Notes and checklists for documentation, coding, and RVUs.
This is a memory aid, not coding advice. Always confirm payer-specific rules and the current year’s fee schedule.
See also: Payers and Coverage & Reimbursement Decisions for how reimbursement and medical-necessity policies affect what gets paid.
RVU basics (outpatient & primary care)#
RVUs are assigned per CPT/HCPCS code and drive Medicare payment and many productivity models.
- Components (per code):
- wRVU (work): clinician time/effort/skill.
- peRVU (practice expense): staff/overhead; has facility vs non-facility values.
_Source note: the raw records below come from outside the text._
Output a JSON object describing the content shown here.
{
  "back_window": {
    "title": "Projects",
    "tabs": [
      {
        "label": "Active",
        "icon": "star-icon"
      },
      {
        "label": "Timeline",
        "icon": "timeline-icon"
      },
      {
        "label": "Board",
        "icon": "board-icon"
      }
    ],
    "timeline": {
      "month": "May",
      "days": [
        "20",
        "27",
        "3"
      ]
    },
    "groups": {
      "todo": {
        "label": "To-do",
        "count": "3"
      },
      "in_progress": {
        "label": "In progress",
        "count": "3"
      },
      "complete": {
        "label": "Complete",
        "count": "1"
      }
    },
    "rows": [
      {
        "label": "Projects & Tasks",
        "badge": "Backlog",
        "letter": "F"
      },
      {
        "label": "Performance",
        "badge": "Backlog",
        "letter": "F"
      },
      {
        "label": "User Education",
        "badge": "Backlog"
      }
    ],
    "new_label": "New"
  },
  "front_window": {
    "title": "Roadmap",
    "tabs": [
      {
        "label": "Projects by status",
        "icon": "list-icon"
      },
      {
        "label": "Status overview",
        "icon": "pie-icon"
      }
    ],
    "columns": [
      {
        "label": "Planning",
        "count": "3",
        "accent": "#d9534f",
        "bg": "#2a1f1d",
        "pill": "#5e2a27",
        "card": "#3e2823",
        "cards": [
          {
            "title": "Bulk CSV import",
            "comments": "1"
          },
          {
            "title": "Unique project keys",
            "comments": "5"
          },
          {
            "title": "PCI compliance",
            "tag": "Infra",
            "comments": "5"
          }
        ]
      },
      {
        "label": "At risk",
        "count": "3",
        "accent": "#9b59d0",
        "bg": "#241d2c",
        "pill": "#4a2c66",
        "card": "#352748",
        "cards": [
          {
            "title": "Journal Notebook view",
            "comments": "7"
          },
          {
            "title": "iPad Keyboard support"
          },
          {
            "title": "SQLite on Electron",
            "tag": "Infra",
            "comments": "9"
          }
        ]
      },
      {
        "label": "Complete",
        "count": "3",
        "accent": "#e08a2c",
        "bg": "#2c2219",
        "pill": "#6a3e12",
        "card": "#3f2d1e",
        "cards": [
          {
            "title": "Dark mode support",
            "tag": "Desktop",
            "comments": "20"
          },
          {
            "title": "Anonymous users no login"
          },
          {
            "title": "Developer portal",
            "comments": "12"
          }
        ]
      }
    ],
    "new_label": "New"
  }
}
- mpRVU (malpractice): liability cost.
- Geography: each component is adjusted by local GPCI.
- Payment (Medicare):
Allowed = (wRVU*wGPCI + peRVU*peGPCI + mpRVU*mpGPCI) * ConversionFactor. - Compensation: many groups pay on wRVU only (confirm your contract).
Office/Outpatient E/M in primary care (99202–99215)#
What determines the level#
Since the 2021 E/M changes, office/outpatient E/M level is selected by either:
- MDM (medical decision making), or
- Total time on the date of service (includes chart review, documentation, care coordination; excludes separately reported procedures).
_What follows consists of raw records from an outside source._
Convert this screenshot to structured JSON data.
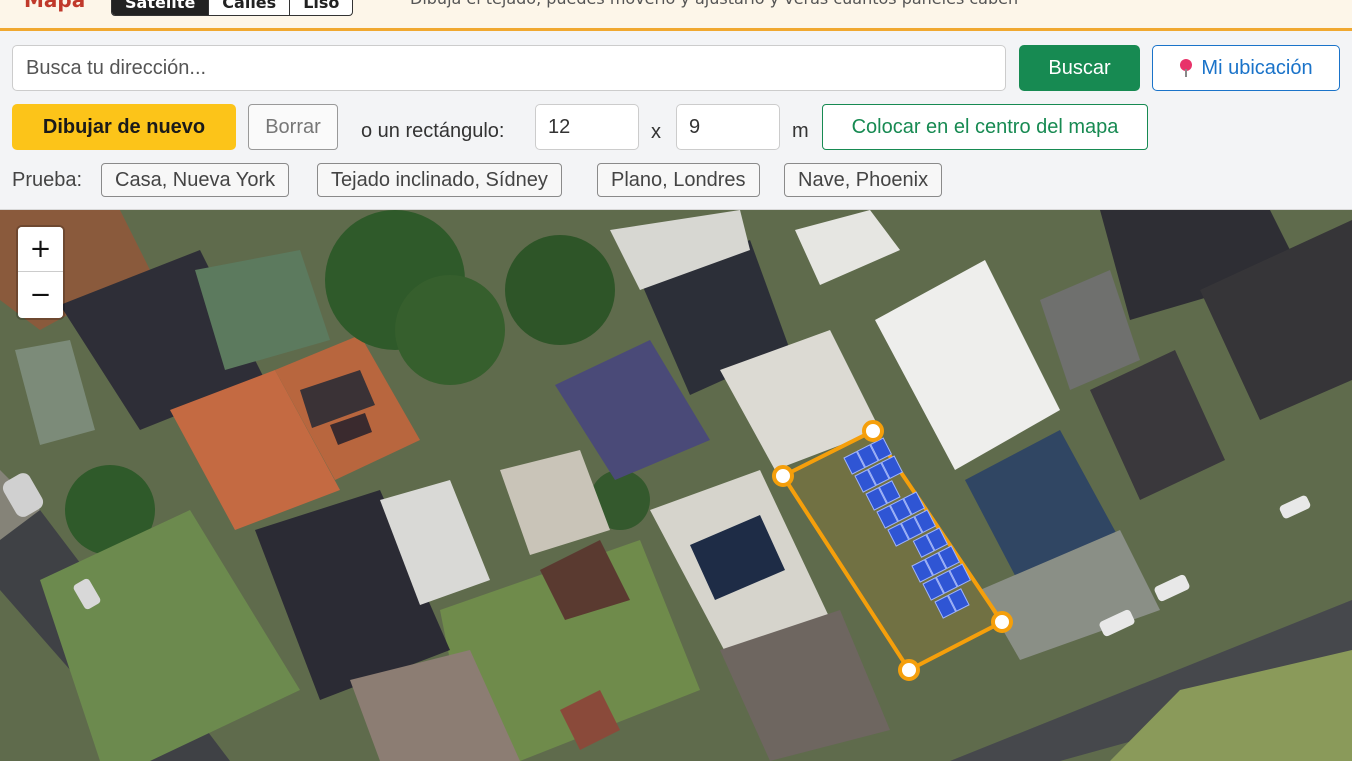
{
  "header": {
    "title": "Mapa",
    "map_modes": [
      "Satélite",
      "Calles",
      "Liso"
    ],
    "active_mode": "Satélite",
    "hint": "Dibuja el tejado, puedes moverlo y ajustarlo y verás cuántos paneles caben"
  },
  "search": {
    "placeholder": "Busca tu dirección...",
    "value": "",
    "button_label": "Buscar",
    "location_label": "Mi ubicación",
    "location_icon": "pin-icon"
  },
  "drawing": {
    "redraw_label": "Dibujar de nuevo",
    "clear_label": "Borrar",
    "rectangle_label": "o un rectángulo:",
    "width_value": "12",
    "times_label": "x",
    "height_value": "9",
    "unit_label": "m",
    "center_label": "Colocar en el centro del mapa"
  },
  "examples": {
    "label": "Prueba:",
    "items": [
      "Casa, Nueva York",
      "Tejado inclinado, Sídney",
      "Plano, Londres",
      "Nave, Phoenix"
    ]
  },
  "map": {
    "zoom_in": "+",
    "zoom_out": "−",
    "roof_outline_color": "#f59f0b",
    "panel_color": "#2f55d4",
    "view": "satellite"
  }
}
History and exam are documented as medically appropriate (they do not drive the code level).
New vs established (quick reminder)#
- New patient: not seen by you/your group in the last ~3 years (payer definitions vary).
- Established: seen within that window.
Diagnosis “requirements” (how problems affect MDM)#
E/M “diagnosis requirements” are not ICD-10-specific checklists; they’re the problem categories used in the MDM framework (the “Problems Addressed” element).
Common categories you’ll see in outpatient primary care:
- Self-limited/minor (e.g., uncomplicated viral URI).
- Stable chronic illness (e.g., controlled HTN, stable hypothyroidism).
- Acute uncomplicated illness/injury (e.g., cystitis, otitis media without complications).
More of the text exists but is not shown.